The alliance is important not only to Assad, but also to President Putin. “With the military assistance to his Syrian colleague Assad, Putin has undergone solid ground in the Middle East,” says Russia correspondent Iris de Graaf. “No one can get around Russia‘s status as a superpower. And that was one of Putin’s main goals, making Russia take part in all kinds of important international decisions and is seen as superpower.”
In addition, Russian interference in Syria is important for Putin to prevent Russian citizens who went there to fight for the Islamic State terrorist movement from returning to Russia. “For Russia, intervention in the Middle East is equivalent to defending its own security in the fight against terrorism. That‘s how Putin justifies his participation in the Syrian Civil War.”

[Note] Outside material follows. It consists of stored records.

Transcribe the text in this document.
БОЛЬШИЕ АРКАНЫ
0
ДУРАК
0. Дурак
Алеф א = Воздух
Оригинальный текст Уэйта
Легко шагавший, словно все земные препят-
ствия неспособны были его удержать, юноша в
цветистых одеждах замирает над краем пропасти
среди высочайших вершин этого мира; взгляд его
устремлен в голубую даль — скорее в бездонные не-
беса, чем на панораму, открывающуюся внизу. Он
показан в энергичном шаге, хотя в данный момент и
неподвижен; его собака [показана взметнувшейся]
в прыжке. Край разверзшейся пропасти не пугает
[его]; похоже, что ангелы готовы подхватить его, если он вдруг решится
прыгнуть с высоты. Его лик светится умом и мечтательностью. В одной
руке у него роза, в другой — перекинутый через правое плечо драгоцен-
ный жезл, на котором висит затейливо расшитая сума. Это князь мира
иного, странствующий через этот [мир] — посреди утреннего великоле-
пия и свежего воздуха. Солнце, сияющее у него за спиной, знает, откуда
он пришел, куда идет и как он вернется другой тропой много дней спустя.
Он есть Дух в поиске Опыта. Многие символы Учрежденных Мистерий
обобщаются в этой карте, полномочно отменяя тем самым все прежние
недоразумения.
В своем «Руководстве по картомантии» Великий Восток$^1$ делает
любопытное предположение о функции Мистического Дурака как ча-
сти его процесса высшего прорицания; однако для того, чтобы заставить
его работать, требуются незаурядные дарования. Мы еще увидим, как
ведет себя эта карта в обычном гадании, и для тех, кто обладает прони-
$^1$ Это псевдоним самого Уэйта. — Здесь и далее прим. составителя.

Although Russian interests in Syria are large, the relationship with Assad itself is not so important to Putin. “Whoever is in power doesn’t care much to him. Putin is that Syria remains an ally and Russia can maintain military bases in the country.”
A Lasting Alliance
According to analyst Mohanad Hage Ali of the think tank Carnegie Middle East Center, the countries will remain important allies in the coming years. Hage Ali stresses that Russia will be more and more in favour of saying. “The relationship is unbalanced. Russia clearly prevails and determines what the relationship looks like. This makes Assad more and more dependent on Putin.”
The students at the University of Damascus are aware of the persistent Russian presence in Syria and so they learn hard. “It‘s important that as many Syrians as possible learn Russian because that’s the future,” says student Yara el Ali. “We are in a new era.”